Hanna Somatic Education is a safe, gentle and common sense approach to reverse chronic pain. It is the only method of pain relief and sensory motor training that targets the condition of SENSORY MOTOR AMNESIA (SMA).

Sensory Motor Amnesia is the condition of chronically-tight muscles that have learned to stay contracted due to repeated and reflexive response to stress such as accidents, injuries, surgeries, repetitive tasks, and on-going emotional stress. The resulting patterns of muscular contraction that develop result in such common conditions as chronic back pain, neck, shoulder and hip pain, limited mobility, joint pain, poor posture, shallow breathing, and uneven leg length. Hanna Somatic Education® particularly helps relieve pain and disability associated with common health complaints such as: headaches, stiff or painful joints and muscles, fatigue, poor posture, breathing problems, impaired movement, accident trauma and whiplash effects, back pain, repetitive use/stress injuries.

DANIS BOIS METHOD is a somatic tuning approach that evolved from Dr. Danis Bois’ osteopathy and physiotherapy practices in France. It is a perception enhancement approach that draws upon sensory awareness of our matter to transform our relationships to pain, stress and tension. We primarily use 1 or more of 4 modalities to foster this awareness: 1) a gentle, non-manipulative manual therapy (fully clothed), called Fasciatherapy; 2) a somatic movement practice, called Sensorial Re‐education; 3) a meditation practice, called Sensorial Introspection; and 4) a verbal or expressive component that accompanies all of the above.

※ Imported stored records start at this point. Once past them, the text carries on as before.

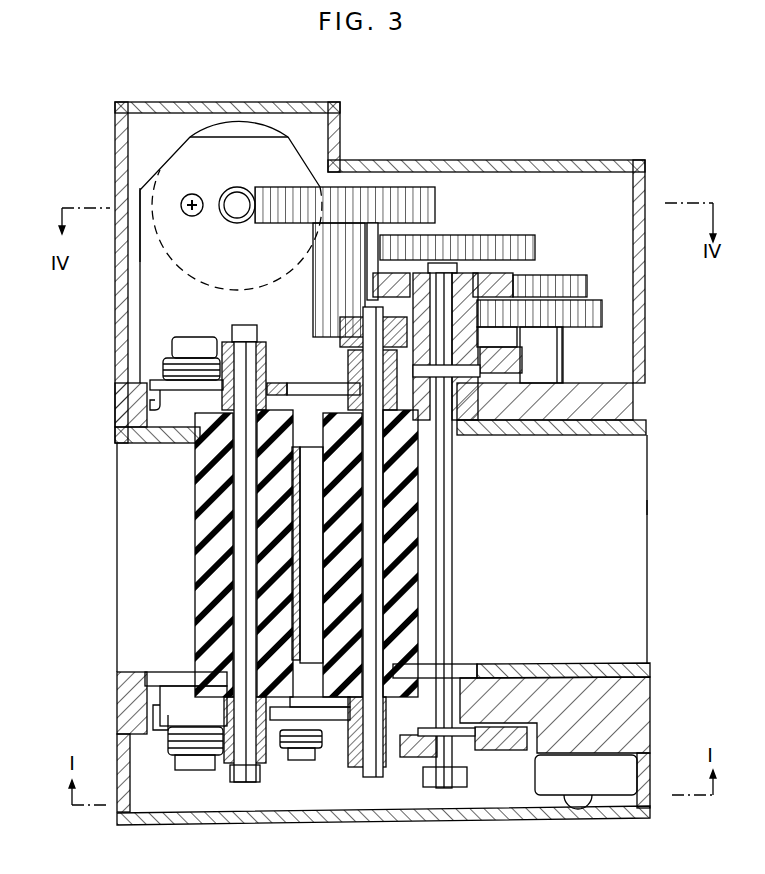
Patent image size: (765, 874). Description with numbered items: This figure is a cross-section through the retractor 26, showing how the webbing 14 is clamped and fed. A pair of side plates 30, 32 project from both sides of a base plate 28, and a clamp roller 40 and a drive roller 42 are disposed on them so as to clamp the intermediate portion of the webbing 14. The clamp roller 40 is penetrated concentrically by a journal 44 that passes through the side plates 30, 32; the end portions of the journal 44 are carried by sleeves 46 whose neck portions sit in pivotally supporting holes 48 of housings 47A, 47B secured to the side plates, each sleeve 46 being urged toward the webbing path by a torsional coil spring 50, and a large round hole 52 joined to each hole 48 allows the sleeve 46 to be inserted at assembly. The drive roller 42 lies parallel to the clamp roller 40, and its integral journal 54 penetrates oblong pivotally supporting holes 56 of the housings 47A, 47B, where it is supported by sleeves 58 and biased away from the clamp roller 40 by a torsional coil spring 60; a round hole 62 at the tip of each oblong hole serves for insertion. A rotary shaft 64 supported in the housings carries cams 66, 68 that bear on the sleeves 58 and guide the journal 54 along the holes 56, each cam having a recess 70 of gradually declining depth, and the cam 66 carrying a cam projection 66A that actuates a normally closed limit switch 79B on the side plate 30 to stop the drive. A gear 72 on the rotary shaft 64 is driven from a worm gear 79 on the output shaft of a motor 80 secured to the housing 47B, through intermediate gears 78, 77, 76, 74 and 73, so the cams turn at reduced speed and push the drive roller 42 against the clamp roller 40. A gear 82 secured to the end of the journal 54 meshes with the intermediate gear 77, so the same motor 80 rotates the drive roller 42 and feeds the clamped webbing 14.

The webbing 14 is at (298, 543).
The retractor 26 is at (108, 393).
The base plate 28 is at (650, 545).
The side plate 30 is at (543, 658).
The side plate 32 is at (512, 432).
The clamp roller 40 is at (221, 553).
The drive roller 42 is at (422, 590).
The journal 44 is at (243, 518).
The sleeve 46 is at (266, 365).
The housing 47A is at (623, 707).
The housing 47B is at (643, 323).
The pivotally supporting hole 48 is at (235, 398).
The torsional coil spring 50 is at (166, 347).
The round hole 52 is at (190, 718).
The journal 54 is at (410, 607).
The pivotally supporting hole 56 is at (330, 413).
The sleeve 58 is at (330, 372).
The torsional coil spring 60 is at (330, 753).
The round hole 62 is at (293, 397).
The rotary shaft 64 is at (447, 642).
The cam 66 is at (522, 363).
The cam projection 66A is at (417, 780).
The cam 68 is at (495, 752).
The recess 70 is at (327, 423).
The gear 72 is at (500, 276).
The intermediate gear 73 is at (588, 288).
The intermediate gear 74 is at (602, 318).
The intermediate gear 76 is at (517, 235).
The intermediate gear 77 is at (313, 303).
The intermediate gear 78 is at (437, 216).
The worm gear 79 is at (238, 187).
The limit switch 79B is at (580, 776).
The motor 80 is at (274, 124).
The gear 82 is at (338, 330).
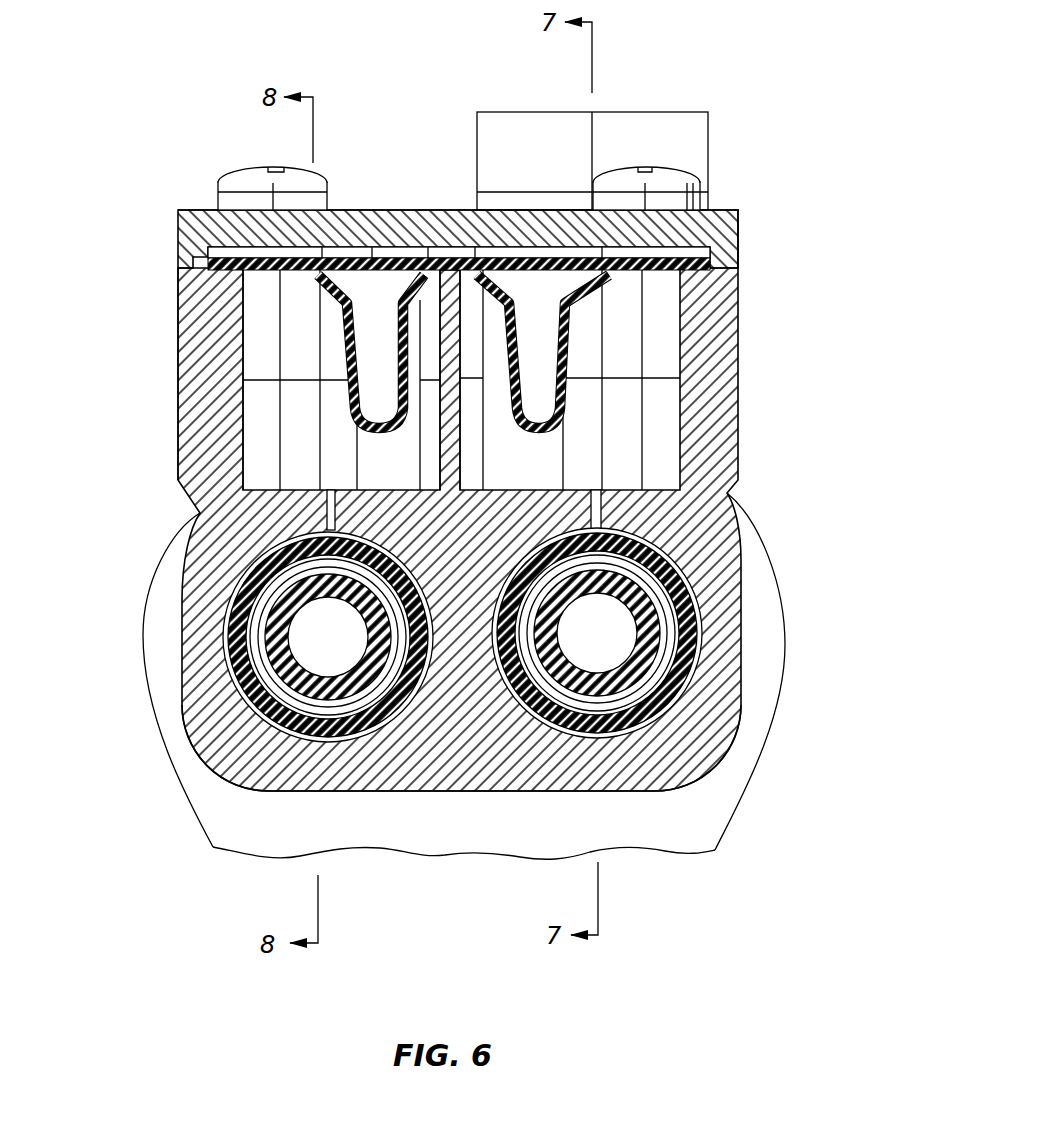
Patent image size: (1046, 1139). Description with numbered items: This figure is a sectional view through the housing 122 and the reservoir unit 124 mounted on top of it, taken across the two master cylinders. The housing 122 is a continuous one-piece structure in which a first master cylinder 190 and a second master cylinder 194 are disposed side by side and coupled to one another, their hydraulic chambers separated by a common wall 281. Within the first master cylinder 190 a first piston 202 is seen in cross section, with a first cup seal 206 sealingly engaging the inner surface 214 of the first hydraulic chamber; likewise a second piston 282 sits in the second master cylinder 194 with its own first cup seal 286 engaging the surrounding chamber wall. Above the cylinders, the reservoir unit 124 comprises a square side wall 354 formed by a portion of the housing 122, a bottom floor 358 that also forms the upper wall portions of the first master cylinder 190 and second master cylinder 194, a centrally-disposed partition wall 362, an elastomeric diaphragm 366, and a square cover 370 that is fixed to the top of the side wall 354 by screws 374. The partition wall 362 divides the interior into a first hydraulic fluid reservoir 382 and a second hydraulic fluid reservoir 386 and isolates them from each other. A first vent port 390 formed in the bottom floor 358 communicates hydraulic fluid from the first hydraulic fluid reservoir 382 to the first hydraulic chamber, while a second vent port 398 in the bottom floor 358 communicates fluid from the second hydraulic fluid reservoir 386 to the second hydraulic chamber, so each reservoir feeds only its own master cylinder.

The housing 122 is at (115, 578).
The reservoir unit 124 is at (130, 266).
The first master cylinder 190 is at (676, 724).
The second master cylinder 194 is at (236, 725).
The first piston 202 is at (700, 598).
The first cup seal 206 is at (645, 652).
The inner surface 214 is at (602, 728).
The common wall 281 is at (462, 742).
The second piston 282 is at (318, 635).
The first cup seal 286 is at (285, 674).
The side wall 354 is at (205, 365).
The bottom floor 358 is at (447, 512).
The partition wall 362 is at (448, 262).
The elastomeric diaphragm 366 is at (372, 256).
The cover 370 is at (722, 230).
The screws 374 is at (236, 178).
The first hydraulic fluid reservoir 382 is at (540, 477).
The second hydraulic fluid reservoir 386 is at (410, 477).
The first vent port 390 is at (600, 508).
The second vent port 398 is at (323, 502).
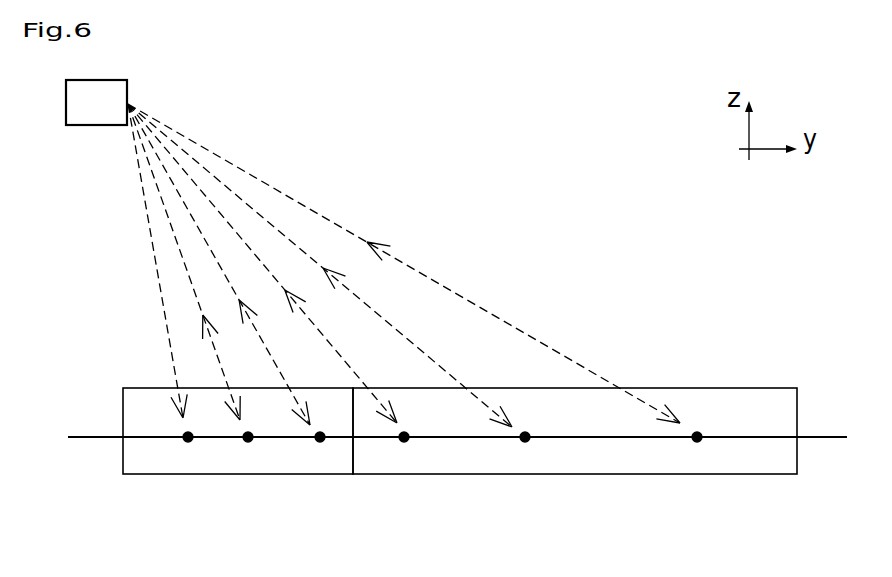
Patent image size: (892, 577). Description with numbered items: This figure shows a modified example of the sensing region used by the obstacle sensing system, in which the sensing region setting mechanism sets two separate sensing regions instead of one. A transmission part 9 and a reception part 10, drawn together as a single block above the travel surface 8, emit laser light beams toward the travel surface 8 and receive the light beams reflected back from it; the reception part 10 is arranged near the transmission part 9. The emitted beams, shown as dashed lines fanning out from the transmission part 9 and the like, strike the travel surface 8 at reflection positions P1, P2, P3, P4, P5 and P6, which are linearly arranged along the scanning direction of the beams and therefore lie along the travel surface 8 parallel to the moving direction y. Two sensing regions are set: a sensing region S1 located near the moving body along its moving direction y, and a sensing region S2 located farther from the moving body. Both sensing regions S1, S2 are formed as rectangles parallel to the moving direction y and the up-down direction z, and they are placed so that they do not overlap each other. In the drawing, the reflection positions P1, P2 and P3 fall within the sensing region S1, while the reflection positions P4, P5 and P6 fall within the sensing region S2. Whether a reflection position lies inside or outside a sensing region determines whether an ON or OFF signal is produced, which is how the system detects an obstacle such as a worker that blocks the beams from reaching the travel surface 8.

The travel surface 8 is at (80, 437).
The transmission part 9 is at (79, 134).
The reception part 10 is at (102, 125).
The sensing region S1 is at (147, 388).
The sensing region S2 is at (672, 388).
The reflection position P1 is at (188, 437).
The reflection position P2 is at (248, 437).
The reflection position P3 is at (320, 437).
The reflection position P4 is at (404, 437).
The reflection position P5 is at (525, 437).
The reflection position P6 is at (697, 437).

We follow a slow, autonomous ‘inner movement’ – a vital life force that differs from other movements/impulses (i.e., primary respiratory mechanism/cranial rhythmic impulse) that permeates all tissue matter and every system in the body. This difference is marked by the way the ‘inner movement’ is drawn to, incarnates and transforms dense/resistant matter. Our aim is not only to rhythmically regulate this ‘inner movement’, but to guide the student through the process of perceiving this movement for themselves, with precision. Awareness of this movement is a profound perception awakening experience that can draw the student’s attention to physically and mentally injurious habits. As such, we do not treat bodies; rather, we facilitate a process where individuals move into deeper, more intimate relation with their bodies and hence themselves and others. The practitioner’s empathetic hands guide individuals through the perceptual experience of “appearing to” or “sensing” themselves. This occurs through heightened sensory awareness of the qualities and stories that make-up our dense and yet ever dynamic and communicative matter.